El turismo en Cuba debería ser un renglón prioritario, la gran palanca capaz de aliviar la profunda crisis económica que golpea al país. Sin embargo, sucede todo lo contrario: en vez de fortalecerse como motor de ingresos, el sector se hunde arrastrado por los mismos males que agobian la vida diaria de la población.
La narrativa oficial insiste una y otra vez en que la culpa es del bloqueo estadounidense. Y sí, las sanciones complican operaciones financieras, encarecen importaciones y limitan el acceso a determinados mercados. Pero culpar al bloqueo de absolutamente todo resulta una excusa cómoda frente a una realidad inocultable: el deterioro interno es tan grande que ni los turistas ni los propios cubanos encuentran atractivo en la isla.
Los apagones se han convertido en el símbolo más evidente de esta crisis. No se trata de cortes aislados, sino de interrupciones que alcanzan al mismísimo aeropuerto internacional, la vitrina que debería mostrar modernidad y eficiencia. A esto se suman hoteles a oscuras, espectáculos interrumpidos y visitantes que terminan pagando precios internacionales por servicios tercermundistas. El contraste con otros destinos del Caribe, donde la electricidad y el confort se dan por sentados, es demoledor.

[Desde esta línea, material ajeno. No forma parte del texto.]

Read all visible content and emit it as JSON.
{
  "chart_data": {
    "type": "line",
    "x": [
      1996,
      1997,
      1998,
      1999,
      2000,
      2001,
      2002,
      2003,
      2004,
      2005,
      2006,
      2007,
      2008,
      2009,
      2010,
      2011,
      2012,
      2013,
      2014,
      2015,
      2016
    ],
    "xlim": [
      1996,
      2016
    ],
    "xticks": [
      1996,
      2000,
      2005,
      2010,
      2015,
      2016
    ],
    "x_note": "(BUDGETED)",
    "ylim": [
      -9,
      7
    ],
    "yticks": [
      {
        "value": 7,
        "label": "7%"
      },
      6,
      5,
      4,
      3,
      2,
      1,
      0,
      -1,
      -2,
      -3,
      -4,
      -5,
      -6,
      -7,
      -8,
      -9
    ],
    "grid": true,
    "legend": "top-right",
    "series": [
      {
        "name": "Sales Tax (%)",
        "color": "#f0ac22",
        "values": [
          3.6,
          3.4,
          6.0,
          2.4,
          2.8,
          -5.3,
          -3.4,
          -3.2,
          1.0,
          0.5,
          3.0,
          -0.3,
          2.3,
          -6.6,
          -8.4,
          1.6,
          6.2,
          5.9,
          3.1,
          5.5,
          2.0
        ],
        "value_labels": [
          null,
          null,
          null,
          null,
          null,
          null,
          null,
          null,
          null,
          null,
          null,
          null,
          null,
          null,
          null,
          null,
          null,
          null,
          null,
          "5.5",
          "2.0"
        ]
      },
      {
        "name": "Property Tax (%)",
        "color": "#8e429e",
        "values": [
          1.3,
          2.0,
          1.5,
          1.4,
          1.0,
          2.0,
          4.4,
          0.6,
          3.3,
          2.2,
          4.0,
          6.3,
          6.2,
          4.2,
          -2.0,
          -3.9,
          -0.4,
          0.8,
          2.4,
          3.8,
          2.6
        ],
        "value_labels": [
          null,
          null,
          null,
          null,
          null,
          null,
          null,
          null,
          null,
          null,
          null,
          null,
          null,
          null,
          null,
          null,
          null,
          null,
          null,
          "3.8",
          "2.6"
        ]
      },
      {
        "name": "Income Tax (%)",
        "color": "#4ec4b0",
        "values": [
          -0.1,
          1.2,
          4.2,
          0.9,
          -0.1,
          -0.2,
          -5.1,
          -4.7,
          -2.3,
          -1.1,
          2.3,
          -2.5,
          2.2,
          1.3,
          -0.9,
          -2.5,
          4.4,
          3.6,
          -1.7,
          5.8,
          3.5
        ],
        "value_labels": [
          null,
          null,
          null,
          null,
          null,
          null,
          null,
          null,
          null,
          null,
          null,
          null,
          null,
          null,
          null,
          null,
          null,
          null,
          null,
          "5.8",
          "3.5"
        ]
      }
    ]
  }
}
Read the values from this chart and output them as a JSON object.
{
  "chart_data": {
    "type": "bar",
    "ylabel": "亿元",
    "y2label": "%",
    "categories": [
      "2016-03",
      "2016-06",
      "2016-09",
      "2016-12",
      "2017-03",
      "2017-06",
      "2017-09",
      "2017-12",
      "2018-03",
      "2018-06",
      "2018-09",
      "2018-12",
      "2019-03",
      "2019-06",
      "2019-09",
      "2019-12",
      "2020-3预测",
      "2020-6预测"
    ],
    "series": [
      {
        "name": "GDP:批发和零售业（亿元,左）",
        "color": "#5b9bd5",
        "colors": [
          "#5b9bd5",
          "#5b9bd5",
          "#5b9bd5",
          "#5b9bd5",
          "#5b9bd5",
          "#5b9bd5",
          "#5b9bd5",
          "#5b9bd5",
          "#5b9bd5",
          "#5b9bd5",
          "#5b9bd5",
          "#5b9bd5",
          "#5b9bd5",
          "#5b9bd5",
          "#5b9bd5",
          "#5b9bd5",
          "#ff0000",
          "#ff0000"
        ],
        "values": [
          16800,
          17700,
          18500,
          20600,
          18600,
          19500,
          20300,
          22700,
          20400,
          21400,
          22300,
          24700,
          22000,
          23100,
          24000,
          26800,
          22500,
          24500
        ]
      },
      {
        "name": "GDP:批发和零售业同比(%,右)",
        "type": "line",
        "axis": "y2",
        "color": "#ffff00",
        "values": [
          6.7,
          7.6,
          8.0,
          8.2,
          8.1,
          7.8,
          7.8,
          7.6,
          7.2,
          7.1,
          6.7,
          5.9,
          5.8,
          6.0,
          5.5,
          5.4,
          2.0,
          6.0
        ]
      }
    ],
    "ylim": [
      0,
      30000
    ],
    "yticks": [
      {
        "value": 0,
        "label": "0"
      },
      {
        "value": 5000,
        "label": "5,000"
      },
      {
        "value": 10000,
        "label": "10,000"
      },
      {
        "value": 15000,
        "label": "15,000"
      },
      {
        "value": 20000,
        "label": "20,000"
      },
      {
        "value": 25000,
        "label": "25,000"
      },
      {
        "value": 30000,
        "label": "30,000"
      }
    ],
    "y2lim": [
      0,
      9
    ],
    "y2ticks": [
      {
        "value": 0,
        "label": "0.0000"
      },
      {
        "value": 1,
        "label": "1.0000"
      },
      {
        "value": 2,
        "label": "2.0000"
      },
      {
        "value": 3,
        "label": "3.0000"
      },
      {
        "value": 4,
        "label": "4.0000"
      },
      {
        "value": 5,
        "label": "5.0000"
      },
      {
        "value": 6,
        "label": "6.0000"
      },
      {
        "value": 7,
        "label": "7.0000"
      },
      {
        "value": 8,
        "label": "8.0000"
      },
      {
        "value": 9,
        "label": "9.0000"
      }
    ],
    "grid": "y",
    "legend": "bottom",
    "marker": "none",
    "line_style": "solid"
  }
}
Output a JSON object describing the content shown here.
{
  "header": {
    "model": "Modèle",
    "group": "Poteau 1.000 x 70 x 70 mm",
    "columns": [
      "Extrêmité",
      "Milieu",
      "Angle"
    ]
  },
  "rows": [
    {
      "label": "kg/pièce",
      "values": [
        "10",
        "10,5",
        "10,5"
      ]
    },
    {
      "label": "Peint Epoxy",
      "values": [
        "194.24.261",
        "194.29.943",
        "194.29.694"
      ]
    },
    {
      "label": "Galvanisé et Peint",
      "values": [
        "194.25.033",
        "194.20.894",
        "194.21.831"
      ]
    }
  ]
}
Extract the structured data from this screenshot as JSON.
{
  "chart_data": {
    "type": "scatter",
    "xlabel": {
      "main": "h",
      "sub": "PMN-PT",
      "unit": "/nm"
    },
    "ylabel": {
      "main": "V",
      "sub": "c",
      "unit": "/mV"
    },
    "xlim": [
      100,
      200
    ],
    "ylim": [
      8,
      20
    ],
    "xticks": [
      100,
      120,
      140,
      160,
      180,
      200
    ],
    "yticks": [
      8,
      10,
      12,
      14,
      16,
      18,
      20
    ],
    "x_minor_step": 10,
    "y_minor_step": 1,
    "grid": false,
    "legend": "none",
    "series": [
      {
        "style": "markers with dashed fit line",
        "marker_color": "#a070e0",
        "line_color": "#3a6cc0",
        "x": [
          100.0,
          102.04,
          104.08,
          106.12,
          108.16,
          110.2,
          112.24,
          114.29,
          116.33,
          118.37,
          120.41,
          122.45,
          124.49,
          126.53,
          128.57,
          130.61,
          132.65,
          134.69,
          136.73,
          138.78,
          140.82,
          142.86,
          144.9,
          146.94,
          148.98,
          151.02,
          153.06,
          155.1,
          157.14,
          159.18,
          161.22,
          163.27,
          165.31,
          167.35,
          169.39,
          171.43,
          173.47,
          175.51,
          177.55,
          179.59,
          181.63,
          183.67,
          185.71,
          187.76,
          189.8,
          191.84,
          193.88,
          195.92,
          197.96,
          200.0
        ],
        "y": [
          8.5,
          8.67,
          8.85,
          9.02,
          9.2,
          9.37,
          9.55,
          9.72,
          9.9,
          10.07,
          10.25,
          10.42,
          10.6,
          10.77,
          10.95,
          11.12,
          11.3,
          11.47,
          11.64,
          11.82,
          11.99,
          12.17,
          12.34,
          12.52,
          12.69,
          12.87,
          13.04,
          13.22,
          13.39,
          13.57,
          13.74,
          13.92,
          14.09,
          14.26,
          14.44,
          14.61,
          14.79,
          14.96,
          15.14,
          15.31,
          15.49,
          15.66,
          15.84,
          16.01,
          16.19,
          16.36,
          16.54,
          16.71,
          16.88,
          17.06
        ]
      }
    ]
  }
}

La suciedad es otro golpe a la credibilidad turística de Cuba. Calles desbordadas de basura, olores nauseabundos, roedores, moscas y mosquitos han borrado el encanto que alguna vez tuvieron las ciudades coloniales. El turista que soñaba con pasear por La Habana Vieja se topa con un escenario hostil, donde la negligencia supera cualquier intento de vender autenticidad.
Y mientras tanto, los derrumbes siguen formando parte del paisaje. Fachadas ennegrecidas, balcones en riesgo de desplome y un ambiente general de ruina contrastan con los discursos oficiales sobre “renovación y rescate patrimonial”. El visitante extranjero ve lo que hay: un país que se cae a pedazos.
La paradoja es cruel. Cuba busca atraer a viajeros foráneos, pero son sus propios ciudadanos quienes huyen en masa. Hoy prácticamente se prefiere “salir corriendo de la isla” que visitarla. Las estadísticas migratorias son demoledoras: miles de cubanos apuestan por un futuro incierto en otros países antes que quedarse a soportar el día a día en su propio terruño. Si los propios habitantes no encuentran razones para quedarse, ¿qué razones puede tener un turista para llegar?
La estrategia oficial de construir hoteles de lujo en medio de esta realidad termina siendo otro despropósito. Mientras los servicios básicos colapsan y la población vive con carencias elementales, levantar nuevas torres de cemento vacío solo evidencia la desconexión entre las necesidades reales del país y las prioridades del gobierno.
En definitiva, el turismo en Cuba no solo no está sacando al país de la crisis: es un espejo que refleja con crudeza su hundimiento. Mientras se siga culpando al bloqueo de todo y se ignore la responsabilidad interna, la isla seguirá perdiendo competitividad. El Caribe avanza con ofertas modernas y funcionales; Cuba, en cambio, se hunde en apagones, basura y derrumbes. Y así, un renglón que debería ser vital para salir adelante se convierte en otro síntoma de la decadencia.